At times, some of the tracks seem out of place in the album as they’re quite muted in comparison to the rest, but they do offer a break in the otherwise dynamic album. That’s not to say that the quieter tracks stay buried amongst the high-drama pieces. ‘It’s Getting Late’ contains creative guitar sequences that force you to hold onto the notes and hyperfocus on the lyrics. With chilling and thoughtful lines like “There’s a time to fight and there’s a time to hide from demons out in the darkness,” it’s easy to get lost in it.

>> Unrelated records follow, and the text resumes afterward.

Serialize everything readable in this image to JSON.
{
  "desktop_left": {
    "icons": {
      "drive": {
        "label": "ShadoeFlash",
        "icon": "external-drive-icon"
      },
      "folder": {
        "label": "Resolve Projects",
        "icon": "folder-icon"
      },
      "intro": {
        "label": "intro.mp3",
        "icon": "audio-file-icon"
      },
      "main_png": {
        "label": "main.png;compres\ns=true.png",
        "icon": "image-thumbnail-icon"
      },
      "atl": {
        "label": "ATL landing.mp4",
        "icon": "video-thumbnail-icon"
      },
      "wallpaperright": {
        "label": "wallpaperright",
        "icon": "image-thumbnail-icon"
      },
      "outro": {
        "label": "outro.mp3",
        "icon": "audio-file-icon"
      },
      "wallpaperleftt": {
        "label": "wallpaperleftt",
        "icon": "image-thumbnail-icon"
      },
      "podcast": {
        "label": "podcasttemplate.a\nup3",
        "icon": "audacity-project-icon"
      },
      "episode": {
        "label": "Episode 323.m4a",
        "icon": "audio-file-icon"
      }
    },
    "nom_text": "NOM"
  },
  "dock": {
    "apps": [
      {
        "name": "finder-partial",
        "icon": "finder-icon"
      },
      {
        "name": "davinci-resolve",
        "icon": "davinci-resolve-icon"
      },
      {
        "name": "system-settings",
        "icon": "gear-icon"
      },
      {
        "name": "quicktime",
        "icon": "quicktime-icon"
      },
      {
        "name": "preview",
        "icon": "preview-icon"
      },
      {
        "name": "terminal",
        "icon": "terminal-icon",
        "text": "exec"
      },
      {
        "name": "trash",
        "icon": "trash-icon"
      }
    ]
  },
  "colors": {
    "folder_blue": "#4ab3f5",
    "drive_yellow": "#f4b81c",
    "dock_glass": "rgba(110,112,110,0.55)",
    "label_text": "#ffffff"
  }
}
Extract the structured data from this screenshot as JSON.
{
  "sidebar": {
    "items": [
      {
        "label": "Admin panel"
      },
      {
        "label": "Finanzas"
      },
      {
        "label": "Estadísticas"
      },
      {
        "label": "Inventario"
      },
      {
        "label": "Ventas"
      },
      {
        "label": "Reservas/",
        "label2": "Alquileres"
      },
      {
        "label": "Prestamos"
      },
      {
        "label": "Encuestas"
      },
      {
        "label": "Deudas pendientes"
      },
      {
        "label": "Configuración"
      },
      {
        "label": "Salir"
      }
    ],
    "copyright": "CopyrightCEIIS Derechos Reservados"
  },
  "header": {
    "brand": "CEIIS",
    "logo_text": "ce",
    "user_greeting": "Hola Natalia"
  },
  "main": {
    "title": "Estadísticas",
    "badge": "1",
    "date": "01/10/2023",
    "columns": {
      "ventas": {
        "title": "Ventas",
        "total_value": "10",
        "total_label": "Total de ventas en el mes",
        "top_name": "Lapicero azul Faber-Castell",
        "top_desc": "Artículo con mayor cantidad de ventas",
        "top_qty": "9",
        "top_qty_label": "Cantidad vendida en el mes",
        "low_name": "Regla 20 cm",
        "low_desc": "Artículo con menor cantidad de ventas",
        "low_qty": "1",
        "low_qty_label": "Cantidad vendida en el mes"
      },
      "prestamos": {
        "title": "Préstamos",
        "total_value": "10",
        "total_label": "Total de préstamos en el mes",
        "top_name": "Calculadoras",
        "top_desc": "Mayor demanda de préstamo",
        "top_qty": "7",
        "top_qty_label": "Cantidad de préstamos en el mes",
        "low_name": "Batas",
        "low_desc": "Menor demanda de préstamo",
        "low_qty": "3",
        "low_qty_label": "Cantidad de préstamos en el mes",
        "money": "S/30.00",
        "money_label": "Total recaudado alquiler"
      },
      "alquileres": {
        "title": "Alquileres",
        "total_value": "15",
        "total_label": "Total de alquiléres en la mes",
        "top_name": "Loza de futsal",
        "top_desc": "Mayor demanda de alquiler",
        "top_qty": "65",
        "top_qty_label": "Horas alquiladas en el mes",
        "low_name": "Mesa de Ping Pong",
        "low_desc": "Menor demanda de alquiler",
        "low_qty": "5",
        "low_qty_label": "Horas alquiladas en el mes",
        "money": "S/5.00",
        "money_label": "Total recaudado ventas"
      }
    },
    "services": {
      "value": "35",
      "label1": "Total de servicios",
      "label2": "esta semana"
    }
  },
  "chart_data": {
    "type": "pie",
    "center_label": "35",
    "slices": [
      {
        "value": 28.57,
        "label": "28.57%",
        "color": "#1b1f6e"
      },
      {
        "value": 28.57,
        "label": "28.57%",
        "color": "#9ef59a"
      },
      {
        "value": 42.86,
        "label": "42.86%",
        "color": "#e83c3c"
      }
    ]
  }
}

Now as for which tracks stand out above the rest? ‘World Away’ tops the list. It begs to be played on full blast as you fly down a motorway on a road trip and leaves you feeling infinite. The track is quite nostalgic, reminiscent of that moment in The Perks of Being a Wallflower when the characters drive under a bridge free of all life’s constraints. The entire album has catchy hooks, but it is this track that cements Newton’s composing abilities; the grand string progressions steal the spotlight.

The cinematic application doesn’t stop there, though. ‘Interference’ the final track belongs in the closing credits of a drama series. As Newton himself said: “It just sounds like a complete vibe” and he’s not wrong. From beginning to end the instruments melt into the lyrics leading into an edgy guitar solo. Frankly, it could go on for minutes and no one would complain. Nestled among these standout melodies is also the hidden gem ‘Killing Time’. Uplifted by percussive instruments, it’s a fanfare of a song.

Above all, Interference (Of Light) attests that risks do pay off. While there are clear references to older albums —the conversational elements akin to number one hits like ‘Write It On Your Skin’, come to mind— the majority of the album pushes boundaries and hosts many offbeat unexpected twists.